Der Sommer ist in den westlichen Randgebieten kontinental und in den östlichen maritim. Der Winter dagegen ist maritim im Westen und kontinental im Osten.
Eigenschaften: Heiße, trockene Sommer mit langer Sonnenscheindauer und Niederschläge mehr oder weniger erst
in den milden Wintern.
Ein bekanntes Ereignis ist das Auftreten des Scirocco, eines meist heißen, trockenen und staubreichen Wüstenwindes, der nach dem Überqueren des Meeres
allerdings auch ziemlich schwül sein kann. Die Ursache für dieses Ausbrechen heißer Luft aus
der Sahara sind im Mittelmeerbecken nach Osten ziehende Tiefdruckgebiete.
Zuerst einige Eckdaten:
West-Ost-Erstreckung ca. 4000 km von ca. 5° W bis 35° E
Mittlere Tiefe ca. 1.500 m
Max. Tiefe ca. 3.700 m (westl. Becken)
Mittlere Salinität ca. 3,85 %
Mittlere Temp. des Oberflächenwassers ca. 13°C im Winter, bis zu 26°C im Sommer
Mittlere Temp. des Tiefenwassers rel. konstant 13°C
Bei der Betrachtung von Wasserkreislauf und -haushalt spielt die Form und Aufteilung des Mittelmeerbeckens
eine wichtige Rolle: durch die nur rund 300 m tiefe Schwelle an der Straße von Gibraltar wird der Wasseraustausch mit dem Atlantik stark eingeschränkt.

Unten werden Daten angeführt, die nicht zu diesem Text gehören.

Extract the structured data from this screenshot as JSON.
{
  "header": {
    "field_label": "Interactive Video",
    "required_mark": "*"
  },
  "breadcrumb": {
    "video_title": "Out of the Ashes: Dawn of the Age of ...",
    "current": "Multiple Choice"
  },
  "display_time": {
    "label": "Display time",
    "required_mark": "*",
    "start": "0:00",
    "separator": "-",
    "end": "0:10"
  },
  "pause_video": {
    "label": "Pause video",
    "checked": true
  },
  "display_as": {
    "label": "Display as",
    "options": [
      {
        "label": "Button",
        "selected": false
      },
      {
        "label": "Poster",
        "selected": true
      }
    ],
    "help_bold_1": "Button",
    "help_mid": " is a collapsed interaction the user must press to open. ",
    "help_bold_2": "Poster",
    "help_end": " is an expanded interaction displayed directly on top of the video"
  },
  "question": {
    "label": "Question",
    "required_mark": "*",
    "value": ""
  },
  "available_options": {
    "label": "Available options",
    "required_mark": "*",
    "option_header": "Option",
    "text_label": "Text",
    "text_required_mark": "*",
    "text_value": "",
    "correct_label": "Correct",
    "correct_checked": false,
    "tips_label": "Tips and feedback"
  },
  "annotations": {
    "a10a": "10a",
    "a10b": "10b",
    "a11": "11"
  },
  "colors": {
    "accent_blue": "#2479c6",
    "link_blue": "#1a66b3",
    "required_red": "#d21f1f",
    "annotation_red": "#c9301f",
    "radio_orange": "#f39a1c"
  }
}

Eine Teilung in ein westliches und ein östliches Becken erfolgt durch die nur 420 m tiefe Straße von Sizilien.
Die Verdunstung übersteigt die Niederschläge und den Zufluß über die Flüsse bei weitem. Die daraus resultierende
negative Wasserbilanz wird durch einen kontinuierlichen Zustrom von Atlantikwasser durch die
Straße von Gibraltar ausgeglichen.
Das an der Oberfläche einströmende Wasser ist kühl (ca. 15°C) und relativ salzarm (3,62 % S).
Auf seinem Weg nach Osten erwärmt es sich - durch Verdunstungsverluste steigt auch die Salzkonzentration.
Gäbe es keine Kompensation durch in den Atlantik abfließendes Tiefenwasser, würde das Mittelmeer
in etwa 2000 Jahren austrocknen. Dem Einstrom an der Oberfläche steht ein Gegenstrom in der
Tiefe gegenüber.
Die Straße von Gibraltar ist also nicht nur das Tor zum Mittelmeer, sondern auch dessen Lebensader.